Categorization, organization and filtering of patient information is dramatically improved by electronic health records. This helps a physician manage patients more effectively and perform their own work more efficiently.
A study published last month in Health Affairs looked at 163 physicians in Massachusetts who were part of a pilot program organized by the state’s eHealth Collaborative.
Beginning in 2006, the group funded and set up EHR systems in different physicians offices in three towns: Brockton, Newburyport, and North Adams. They handled technical aspects and redesign of the physicians’ workflow.
In 2005, before the EHR was implemented, doctors were surveyed about creation of patient registries.
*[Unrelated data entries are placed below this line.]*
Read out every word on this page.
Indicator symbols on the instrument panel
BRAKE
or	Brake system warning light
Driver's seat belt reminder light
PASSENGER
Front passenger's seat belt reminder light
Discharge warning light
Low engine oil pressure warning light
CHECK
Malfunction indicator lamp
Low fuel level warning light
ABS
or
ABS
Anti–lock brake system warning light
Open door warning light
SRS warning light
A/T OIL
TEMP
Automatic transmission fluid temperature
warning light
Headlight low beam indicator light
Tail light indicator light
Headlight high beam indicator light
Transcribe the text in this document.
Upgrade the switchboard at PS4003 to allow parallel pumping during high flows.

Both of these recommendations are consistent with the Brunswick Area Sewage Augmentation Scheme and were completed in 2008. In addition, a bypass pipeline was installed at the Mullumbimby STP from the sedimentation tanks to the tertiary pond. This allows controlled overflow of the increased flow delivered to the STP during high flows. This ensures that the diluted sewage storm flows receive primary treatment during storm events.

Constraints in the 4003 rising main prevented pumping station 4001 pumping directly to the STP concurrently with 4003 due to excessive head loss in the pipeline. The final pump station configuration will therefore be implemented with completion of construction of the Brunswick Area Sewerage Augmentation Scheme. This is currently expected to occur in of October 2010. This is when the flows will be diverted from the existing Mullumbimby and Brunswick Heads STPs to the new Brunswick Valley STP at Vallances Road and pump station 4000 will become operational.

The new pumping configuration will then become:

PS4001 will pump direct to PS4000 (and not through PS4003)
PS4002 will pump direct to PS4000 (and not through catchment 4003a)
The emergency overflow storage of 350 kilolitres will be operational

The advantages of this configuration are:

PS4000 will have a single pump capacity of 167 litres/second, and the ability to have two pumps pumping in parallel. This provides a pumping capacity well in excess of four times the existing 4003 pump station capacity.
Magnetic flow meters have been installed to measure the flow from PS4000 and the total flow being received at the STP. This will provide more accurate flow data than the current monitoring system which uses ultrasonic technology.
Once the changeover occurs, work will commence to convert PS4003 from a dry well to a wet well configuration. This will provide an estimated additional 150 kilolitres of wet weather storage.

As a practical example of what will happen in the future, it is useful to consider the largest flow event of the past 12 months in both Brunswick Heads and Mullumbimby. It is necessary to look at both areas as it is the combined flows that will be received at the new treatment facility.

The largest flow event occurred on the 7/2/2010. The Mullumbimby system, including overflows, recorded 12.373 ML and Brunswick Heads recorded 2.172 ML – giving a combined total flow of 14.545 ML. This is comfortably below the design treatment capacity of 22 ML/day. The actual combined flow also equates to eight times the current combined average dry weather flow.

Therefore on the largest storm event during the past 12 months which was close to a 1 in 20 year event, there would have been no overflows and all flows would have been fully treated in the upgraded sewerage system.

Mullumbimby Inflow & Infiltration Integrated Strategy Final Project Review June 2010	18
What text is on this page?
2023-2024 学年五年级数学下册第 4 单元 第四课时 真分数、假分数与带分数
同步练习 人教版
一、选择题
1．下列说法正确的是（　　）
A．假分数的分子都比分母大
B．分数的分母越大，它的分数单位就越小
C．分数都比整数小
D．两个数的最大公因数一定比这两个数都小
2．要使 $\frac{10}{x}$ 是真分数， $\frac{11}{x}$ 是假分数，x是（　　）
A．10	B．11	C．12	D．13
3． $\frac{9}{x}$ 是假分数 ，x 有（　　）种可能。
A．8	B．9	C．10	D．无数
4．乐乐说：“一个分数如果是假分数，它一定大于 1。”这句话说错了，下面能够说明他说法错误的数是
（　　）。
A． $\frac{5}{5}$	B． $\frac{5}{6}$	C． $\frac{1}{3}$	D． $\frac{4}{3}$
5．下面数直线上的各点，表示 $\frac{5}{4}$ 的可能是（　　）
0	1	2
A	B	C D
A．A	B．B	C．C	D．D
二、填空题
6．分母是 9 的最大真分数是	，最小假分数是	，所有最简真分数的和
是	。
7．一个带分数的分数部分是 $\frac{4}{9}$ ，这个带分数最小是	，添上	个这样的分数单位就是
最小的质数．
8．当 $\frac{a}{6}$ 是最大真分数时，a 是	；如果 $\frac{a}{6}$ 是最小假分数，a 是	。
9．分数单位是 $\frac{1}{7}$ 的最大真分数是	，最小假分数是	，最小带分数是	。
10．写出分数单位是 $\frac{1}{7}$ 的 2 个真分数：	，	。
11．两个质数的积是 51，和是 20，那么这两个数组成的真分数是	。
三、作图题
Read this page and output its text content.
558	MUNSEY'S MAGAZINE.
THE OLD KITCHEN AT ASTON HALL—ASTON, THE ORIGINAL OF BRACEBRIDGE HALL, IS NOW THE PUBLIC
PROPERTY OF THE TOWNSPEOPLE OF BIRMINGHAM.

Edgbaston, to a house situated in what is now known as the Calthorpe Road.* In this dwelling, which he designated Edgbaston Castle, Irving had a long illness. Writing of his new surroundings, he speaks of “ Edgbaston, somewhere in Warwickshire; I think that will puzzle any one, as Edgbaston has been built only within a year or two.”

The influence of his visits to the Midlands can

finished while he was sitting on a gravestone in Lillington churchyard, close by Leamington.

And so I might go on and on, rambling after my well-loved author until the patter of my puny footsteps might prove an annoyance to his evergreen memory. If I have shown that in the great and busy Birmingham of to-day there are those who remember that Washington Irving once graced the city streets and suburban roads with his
Four years later, they were surveyed again.
Respondents showed a significant change in their ability to sort patients by specific factors. Although they could already sort by diagnosis, different registries became useful after EHR was implemented.
A quote from the abstract on HealthAffairs.org
Physicians who participated in the program increased their ability to generate some types of registries—specifically, for laboratory results and medication use. Our analysis also suggested that physicians who used their electronic health records more intensively were more likely to use registries, particularly in caring for patients with diabetes, compared to physicians reporting less avid use of electronic health records.
From 2005 to 2009, the participants’ ability to generate a registry based on lab results jumped from 44 percent to 78 percent. During the same period, registries for medications increased 33 percent to 83 percent.